In few industries do you see players change names as often as you do in the financial space. Banks change names frequently because of mergers, while credit unions typically dump names that are tied to employers and/or are geographically limiting. Please note: Only names that have been newly introduced are included in this list. If a bank simply slaps its existing name on another financial institution, it isn’t listed here.

It’s a shrubbery

Old Name: Group Health Credit Union
New Name: Salal Credit Union

Reason: The credit union got a statewide charter in 2003, but found that marketing itself to people who didn’t work for Group Health Cooperative was tough. As is the case with most single-SEG credit unions making the transition to a community charter, they quickly realize the old name doesn’t work.

Analysis: So what the heck is Salal? It’s proper name is gaultheria shallon, an all-weather, shade-tolerant shrubbery (you can see pictures here).

On the credit union’s blog, it says, “We chose the name Salal, a beautiful, indigenous Northwest plant, to signify growth and our Northwest roots—and, since the plant has medicinal qualities, it supports our focus on serving the healthcare market. We feel the name Salal (rhymes with pal) is an accurate reflection of our membership as it is today, as well as our plans for future growth.”

This is likely to be one of the most controversial name changes in the credit union industry, right up there with names like “Red Canoe,” “Optiva” and “Wildfire.” Surely, Salal is a very unique name and will be a cinch to trademark, but it can also be criticized for making no connection back to the credit union’s history serving medical employees.
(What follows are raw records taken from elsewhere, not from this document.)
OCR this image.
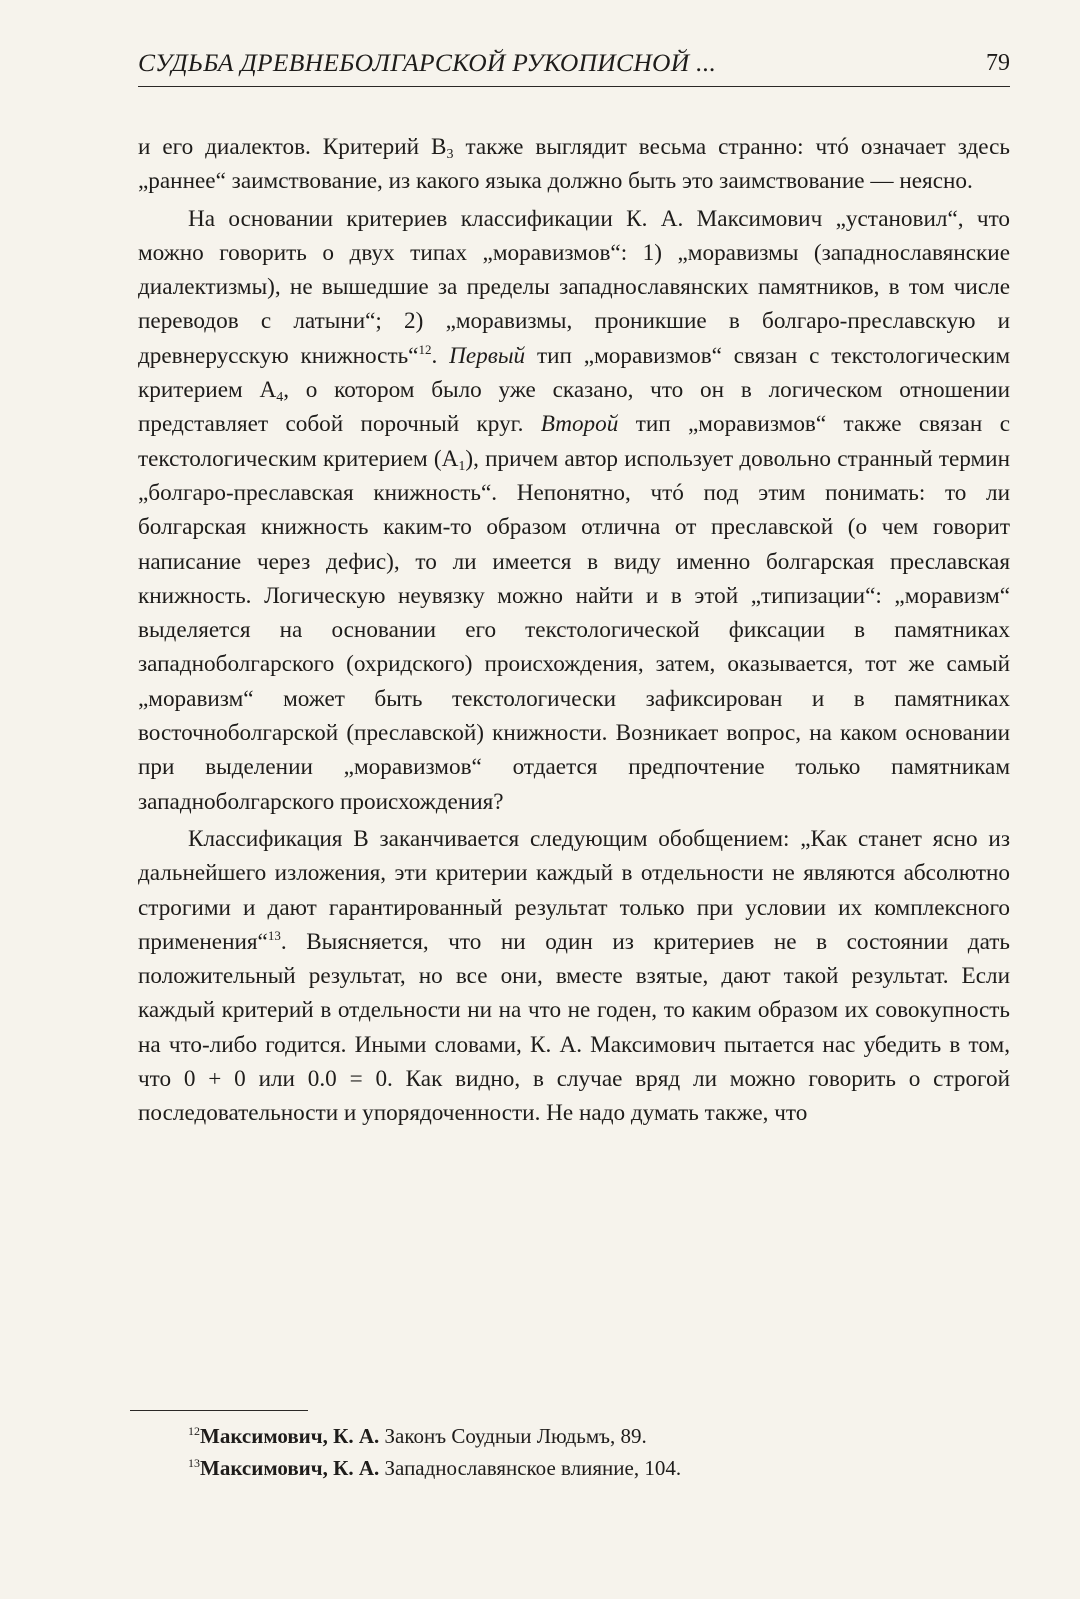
СУДЬБА ДРЕВНЕБОЛГАРСКОЙ РУКОПИСНОЙ ...	79

и его диалектов. Критерий $B_3$ также выглядит весьма странно: чтó означает здесь „раннее“ заимствование, из какого языка должно быть это заимствование — неясно.

На основании критериев классификации К. А. Максимович „установил“, что можно говорить о двух типах „моравизмов“: 1) „моравизмы (западнославянские диалектизмы), не вышедшие за пределы западнославянских памятников, в том числе переводов с латыни“; 2) „моравизмы, проникшие в болгаро-преславскую и древнерусскую книжность“$^{12}$. Первый тип „моравизмов“ связан с текстологическим критерием $A_4$, о котором было уже сказано, что он в логическом отношении представляет собой порочный круг. Второй тип „моравизмов“ также связан с текстологическим критерием $(A_1)$, причем автор использует довольно странный термин „болгаро-преславская книжность“. Непонятно, чтó под этим понимать: то ли болгарская книжность каким-то образом отлична от преславской (о чем говорит написание через дефис), то ли имеется в виду именно болгарская преславская книжность. Логическую неувязку можно найти и в этой „типизации“: „моравизм“ выделяется на основании его текстологической фиксации в памятниках западноболгарского (охридского) происхождения, затем, оказывается, тот же самый „моравизм“ может быть текстологически зафиксирован и в памятниках восточноболгарской (преславской) книжности. Возникает вопрос, на каком основании при выделении „моравизмов“ отдается предпочтение только памятникам западноболгарского происхождения?

Классификация B заканчивается следующим обобщением: „Как станет ясно из дальнейшего изложения, эти критерии каждый в отдельности не являются абсолютно строгими и дают гарантированный результат только при условии их комплексного применения“$^{13}$. Выясняется, что ни один из критериев не в состоянии дать положительный результат, но все они, вместе взятые, дают такой результат. Если каждый критерий в отдельности ни на что не годен, то каким образом их совокупность на что-либо годится. Иными словами, К. А. Максимович пытается нас убедить в том, что 0 + 0 или 0.0 = 0. Как видно, в случае вряд ли можно говорить о строгой последовательности и упорядоченности. Не надо думать также, что

$^{12}$Максимович, К. А. Законъ Соудныи Людьмъ, 89.

$^{13}$Максимович, К. А. Западнославянское влияние, 104.
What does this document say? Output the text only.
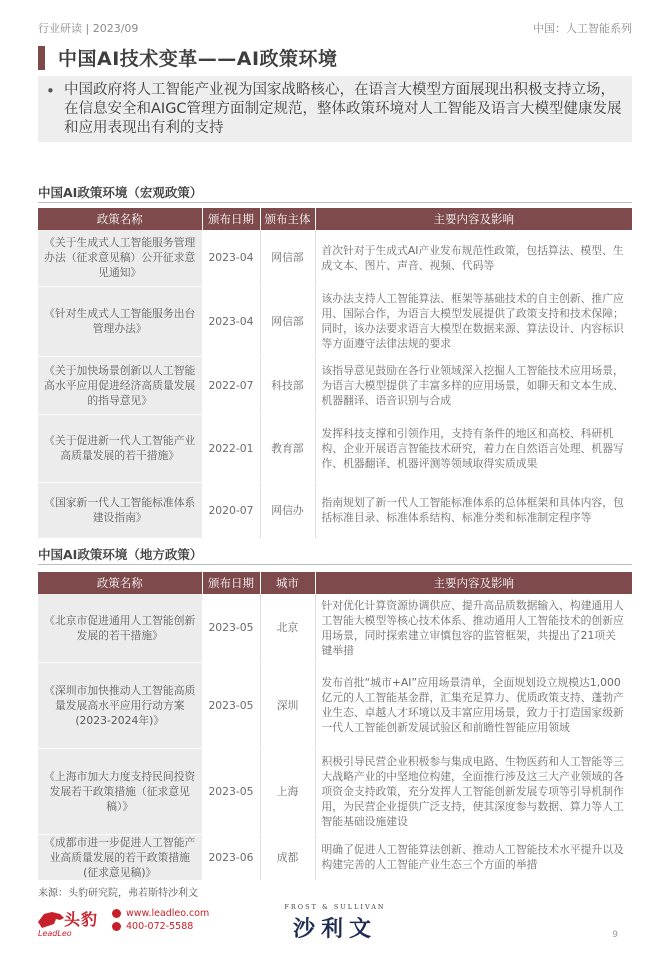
行业研读 | 2023/09	中国：人工智能系列
中国AI技术变革——AI政策环境
• 中国政府将人工智能产业视为国家战略核心，在语言大模型方面展现出积极支持立场，在信息安全和AIGC管理方面制定规范，整体政策环境对人工智能及语言大模型健康发展和应用表现出有利的支持
中国AI政策环境（宏观政策）
政策名称	颁布日期	颁布主体	主要内容及影响
《关于生成式人工智能服务管理办法（征求意见稿）公开征求意见通知》	2023-04	网信部	首次针对于生成式AI产业发布规范性政策，包括算法、模型、生成文本、图片、声音、视频、代码等
《针对生成式人工智能服务出台管理办法》	2023-04	网信部	该办法支持人工智能算法、框架等基础技术的自主创新、推广应用、国际合作，为语言大模型发展提供了政策支持和技术保障；同时，该办法要求语言大模型在数据来源、算法设计、内容标识等方面遵守法律法规的要求
《关于加快场景创新以人工智能高水平应用促进经济高质量发展的指导意见》	2022-07	科技部	该指导意见鼓励在各行业领域深入挖掘人工智能技术应用场景，为语言大模型提供了丰富多样的应用场景，如聊天和文本生成、机器翻译、语音识别与合成
《关于促进新一代人工智能产业高质量发展的若干措施》	2022-01	教育部	发挥科技支撑和引领作用，支持有条件的地区和高校、科研机构、企业开展语言智能技术研究，着力在自然语言处理、机器写作、机器翻译、机器评测等领域取得实质成果
《国家新一代人工智能标准体系建设指南》	2020-07	网信办	指南规划了新一代人工智能标准体系的总体框架和具体内容，包括标准目录、标准体系结构、标准分类和标准制定程序等
中国AI政策环境（地方政策）
政策名称	颁布日期	城市	主要内容及影响
《北京市促进通用人工智能创新发展的若干措施》	2023-05	北京	针对优化计算资源协调供应、提升高品质数据输入、构建通用人工智能大模型等核心技术体系、推动通用人工智能技术的创新应用场景，同时探索建立审慎包容的监管框架，共提出了21项关键举措
《深圳市加快推动人工智能高质量发展高水平应用行动方案(2023-2024年)》	2023-05	深圳	发布首批“城市+AI”应用场景清单，全面规划设立规模达1,000亿元的人工智能基金群，汇集充足算力、优质政策支持、蓬勃产业生态、卓越人才环境以及丰富应用场景，致力于打造国家级新一代人工智能创新发展试验区和前瞻性智能应用领域
《上海市加大力度支持民间投资发展若干政策措施（征求意见稿）》	2023-05	上海	积极引导民营企业积极参与集成电路、生物医药和人工智能等三大战略产业的中坚地位构建，全面推行涉及这三大产业领域的各项资金支持政策，充分发挥人工智能创新发展专项等引导机制作用，为民营企业提供广泛支持，使其深度参与数据、算力等人工智能基础设施建设
《成都市进一步促进人工智能产业高质量发展的若干政策措施(征求意见稿)》	2023-06	成都	明确了促进人工智能算法创新、推动人工智能技术水平提升以及构建完善的人工智能产业生态三个方面的举措
来源：头豹研究院，弗若斯特沙利文
头豹
LeadLeo
www.leadleo.com
400-072-5588
FROST & SULLIVAN
沙利文	9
The word itself — “salal” — is so obscure, so unfamiliar and so phonetically mushy that it evokes almost nothing. It doesn’t even resemble something from the English language (or American colloquial speech). It looks like something Greek or Yiddish.

Two credit unions pick the same name at the same time

Old Name #1: Hardin Community Federal Credit Union
New Name: Quest Federal Credit Union

Reason: The credit union expanded from Hardin County by merging with another in nearby Logan County. Members wanted the credit union to maintain the two separate brands, one in each county. But, as the credit union’s CEO said, “This is cumbersome, not cost effective and will only grow worse with future expansion.”

Old Name #2: Credit Union 1, Credit Unions United
New Name: Quest Credit Union

Reason: This was essentially a merger of two equally-sized credit unions in the Topeka, Kansas area. In mergers of equals, it’s quite common for both organizations to agree that a new brand name is the way to go so that neither looks like it’s taking over the other. It’s a smart strategy.

Analysis: This sucks, and it’s no one’s fault. The credit unions in Kansas and Ohio both looked around and saw no other retail financial institution was using “Quest” so they both thought it was a safe choice. They each thought they were picking a relatively conservative-yet-fresh name — and a common word at that — and now the two will probably have to share the name. Bummer. (There’s also a tiny credit union names Questa in New Mexico.) The two credit unions even have similar slogans: “Exploring the possibilities” and “Discover the possibilities.”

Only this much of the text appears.